Lin Feng paused for a moment, hidden behind an old tree. He watched her move with lethal grace, every thrust, every parry, imbued with a power he could barely comprehend. She was a world apart from his own desperate, chaotic struggle. She was the embodiment of discipline, of cultivated talent. He… he was a vessel of something primordial and wild.
The sight of Xiao Lan didn't dishearten him as it might have before. Instead, it ignited a spark of grim determination. He couldn't be like her. But maybe, just maybe, his own path, however dark and perilous, could lead him somewhere. The fated encounter wasn't yet upon them, but the awareness of her existence, of that visible pinnacle of power, reminded him of the height of the mountain he somehow had to begin to climb.

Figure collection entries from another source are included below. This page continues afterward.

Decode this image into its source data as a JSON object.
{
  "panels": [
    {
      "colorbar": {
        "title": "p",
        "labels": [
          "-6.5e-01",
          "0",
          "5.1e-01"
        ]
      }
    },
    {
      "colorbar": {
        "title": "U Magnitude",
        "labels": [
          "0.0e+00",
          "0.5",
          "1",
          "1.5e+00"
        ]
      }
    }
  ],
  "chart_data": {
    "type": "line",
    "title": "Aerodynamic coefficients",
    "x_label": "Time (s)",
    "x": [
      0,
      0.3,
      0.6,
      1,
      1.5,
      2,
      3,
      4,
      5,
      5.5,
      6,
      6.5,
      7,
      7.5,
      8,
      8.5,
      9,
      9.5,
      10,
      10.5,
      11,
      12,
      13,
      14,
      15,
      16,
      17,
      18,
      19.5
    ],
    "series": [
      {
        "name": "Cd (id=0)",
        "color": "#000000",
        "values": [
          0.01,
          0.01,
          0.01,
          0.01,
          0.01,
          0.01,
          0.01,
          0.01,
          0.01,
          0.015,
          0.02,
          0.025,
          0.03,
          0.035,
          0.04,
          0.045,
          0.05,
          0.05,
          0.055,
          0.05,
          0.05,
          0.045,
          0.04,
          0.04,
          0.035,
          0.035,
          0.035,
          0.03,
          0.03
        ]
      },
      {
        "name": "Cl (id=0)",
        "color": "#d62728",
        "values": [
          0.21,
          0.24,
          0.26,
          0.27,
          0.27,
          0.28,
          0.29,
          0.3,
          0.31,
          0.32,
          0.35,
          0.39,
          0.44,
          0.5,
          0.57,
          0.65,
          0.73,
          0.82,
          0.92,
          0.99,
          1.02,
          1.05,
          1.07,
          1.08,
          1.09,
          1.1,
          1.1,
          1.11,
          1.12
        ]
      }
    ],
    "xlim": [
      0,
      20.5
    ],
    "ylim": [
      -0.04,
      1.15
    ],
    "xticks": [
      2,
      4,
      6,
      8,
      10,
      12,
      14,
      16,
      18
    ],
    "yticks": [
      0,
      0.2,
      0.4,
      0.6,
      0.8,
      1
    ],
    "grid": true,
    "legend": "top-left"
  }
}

The Spirit Beast Trial was in two days. He was still physically weak, and his new "power" was a painful, uncontrollable secret. He touched his dantian, where the echo of the storm still lingered.
The trial would be a slaughter, no doubt. But as Lin Feng walked toward the grim reality of his duties in the sect, a truth he barely understood began to take shape in his mind: he was no longer just empty. He was a vessel of chaos. And chaos, he was beginning to suspect, was a terrifyingly potent form of change.